The vegetables from Fautine Barenzi’s new garden now supplement the food aid he and his family receive. PHOTO: DRC

Innovative farming boosts food production for refugees in Uganda

An innovative farming model being implemented by the Danish Refugee Council is beginning to bear fruit for refugees and their Ugandan hosts.


Despite a continuous flow of refugees from neighboring countries such as the Democratic Republic of the Congo (DR Congo) and South Sudan, Uganda continues to keep its borders open.

However, hosting a huge refugee population—1.23 million as of April 30—does not come without its challenges and one of the consequences has been that the area, which used to be available to the refugees for agriculture has been reduced.

At the beginning of the influx from DR Congo in December 2017, Kyaka II, a sprawling settlement in southwestern Uganda, had a population of about 27,000.  Today, the number has risen to 91,365, according to the most recent figures released by the Ugandan government and the United Nations High Commissioner for Refugees (UNHCR).

“The influx has tripled the population of refugees in Kyaka between January 2018 and April 2019, putting a lot of pressure on the available resources.
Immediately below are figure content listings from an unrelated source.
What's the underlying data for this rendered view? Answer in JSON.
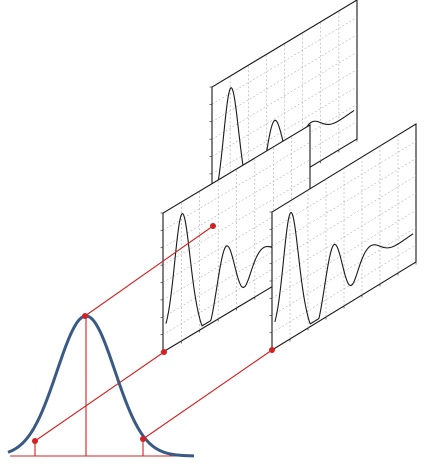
{
  "colors": {
    "gaussian": "#3a5a86",
    "connector": "#d32020",
    "frame": "#1a1a1a",
    "grid": "#9a9a9a"
  },
  "panels": [
    {
      "id": "top"
    },
    {
      "id": "middle"
    },
    {
      "id": "right"
    }
  ]
}
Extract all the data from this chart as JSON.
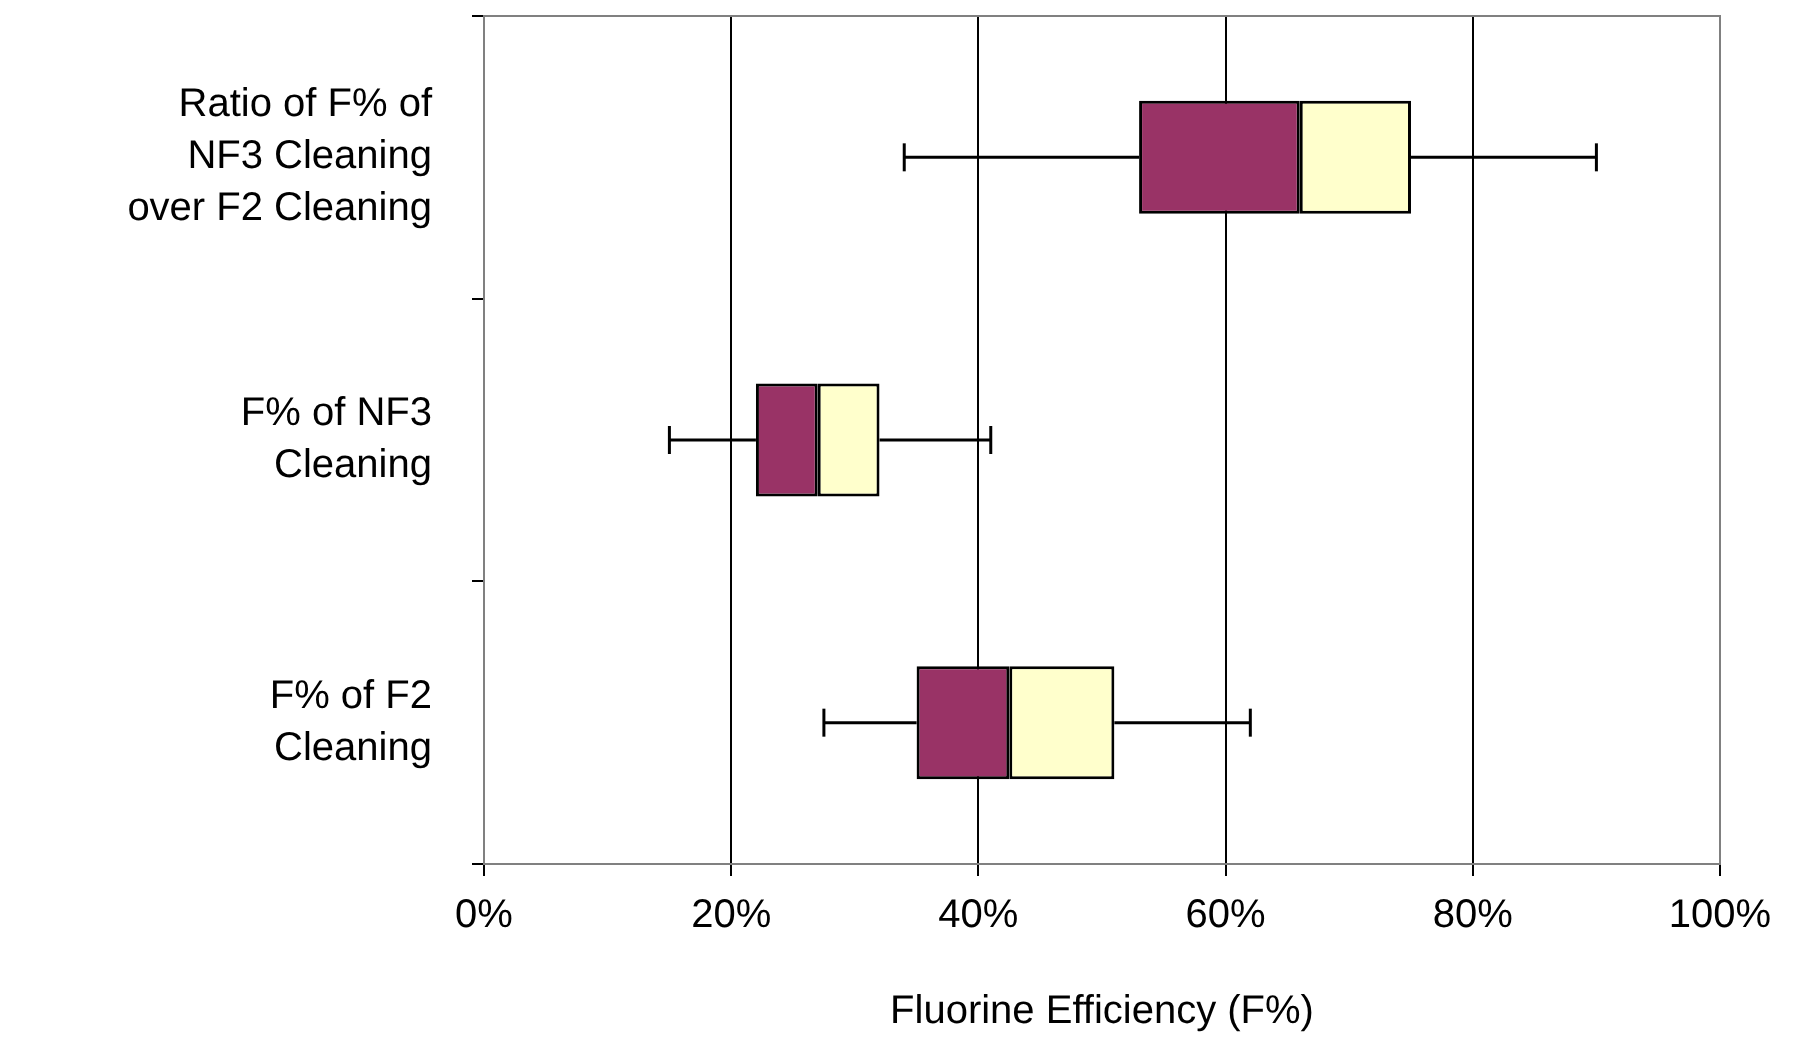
{
  "chart_data": {
    "type": "box",
    "orientation": "horizontal",
    "xlabel": "Fluorine Efficiency (F%)",
    "categories": [
      "Ratio of F% of\nNF3 Cleaning\nover F2 Cleaning",
      "F% of NF3\nCleaning",
      "F% of F2\nCleaning"
    ],
    "series": [
      {
        "color": "#ffffcc",
        "colors": [
          "#993366",
          "#993366",
          "#993366"
        ],
        "boxes": [
          {
            "low": 34,
            "q1": 53,
            "median": 66,
            "q3": 75,
            "high": 90
          },
          {
            "low": 15,
            "q1": 22,
            "median": 27,
            "q3": 32,
            "high": 41
          },
          {
            "low": 27.5,
            "q1": 35,
            "median": 42.5,
            "q3": 51,
            "high": 62
          }
        ]
      }
    ],
    "xlim": [
      0,
      100
    ],
    "xticks": [
      {
        "value": 0,
        "label": "0%"
      },
      {
        "value": 20,
        "label": "20%"
      },
      {
        "value": 40,
        "label": "40%"
      },
      {
        "value": 60,
        "label": "60%"
      },
      {
        "value": 80,
        "label": "80%"
      },
      {
        "value": 100,
        "label": "100%"
      }
    ],
    "grid": "x",
    "legend": false
  }
}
The key resource affected is land,” said Adams Aswani, DRC Kyaka II Area Manager adding:

“The previously available land that refugees could access and work freely on is no longer available, as it is allocated to the new arrivals. The refugees live in an agricultural community, and with this limited land available, their livelihoods are seriously affected.”

To address the livelihoods challenge, DRC has been implementing an innovative farming model since 2018, with the aim of improving food security, protecting the environment, and boosting household incomes in Kyaka. The model, which goes under the name “the 30x30 unlimited plot” after the size of plots of land given to new arrivals by the Ugandan government, is being implemented by DRC with funding from the American people through the Bureau of Population, Refugees and Migration (PRM).

“Land for farming is a challenge in Kyaka especially for the most vulnerable,” said Fred Kintu, DRC’s Senior Livelihoods Officer in the settlement. “The 30x30 unlimited plot is meant to address the challenge by ensuring intensive farming of vegetables, cereals, bananas and tubers throughout the year.”

Maximizing the outcome

In May, during the rainy season in most of Uganda, Kyaka’s undulating land is lush green with crops gently swaying in the fields while the farmers work in their gardens.

Faustine Barenzi, 30, fled to Uganda from DR Congo in February 2018. He was among 200 refugees and host community members who expressed interest and was selected and trained by DRC on how to farm and maximize the output of their plots of land.

During a morning visit to his home, Barenzi was at work on his plot.

“We were taught by DRC to cultivate small pieces of land and to get more out of it,” Barenzi said as he walked in his fenced land, hosting his home and a garden of maize, vegetables and young passion fruits planted along the poles used to fence off the land.

“I hope to get enough food for my family and to sell some when all the crops mature,” said Barenzi, whose family of seven is already using the vegetables in their garden to supplement the food aid they receive.

Barenzi’s neighbor, 36-year-old Bahati Nzengiyunva, is also from DR Congo.  He, too, was among those trained by DRC.

“I was taught how to demarcate my land to be able to plant different crops like cabbage, spinach, onions, maize and even trees,” said Nzengiyunva as he fed a goat, he recently bought from money earned doing manual work in the settlement: “I also learned how to plant cabbage in sacks filled with soil. It is something I didn’t know and I will bring this knowledge with me the day I go back to DR Congo.”

Mother of two, Uwizeye Clementine, was not among those trained by DRC, but inspired by others she has carved out a small patch of land next to her kitchen where she now grows vegetables.

“My husband saw gardens with vegetables somewhere, and I have always wanted to have my own vegetable garden but I thought we didn’t have the space,” Uwizeye said. “It turned out we actually do have enough space,” Clementine said.

“When you move around the settlement, you will notice that other farmers have started picking up the farming model, we taught. It is evidence that the knowledge is spreading—the adoption of the farming methods is leading to an improvement in household food security”, said Fred Kintu, DRC’s Senior Livelihoods Officer in Kyaka.

In total, the 200 farmers, who were trained, have 16 different crops in their plots, including fruits and Grevillea trees, planted as a long-term strategy to protect the environment, since refugees and their hosts mostly use charcoal and wood as cooking fuel.

The farmers were provided with seedlings by DRC, in addition to a simple irrigation system to water their plants during the dry season, enabling farming to go on throughout the year.

“The farming model is a timely intervention that will go a long way to supplement the food and dietary needs of refugee homes in the face of the reduced plots of land being allocated,” said Aswani, the DRC Area Manager.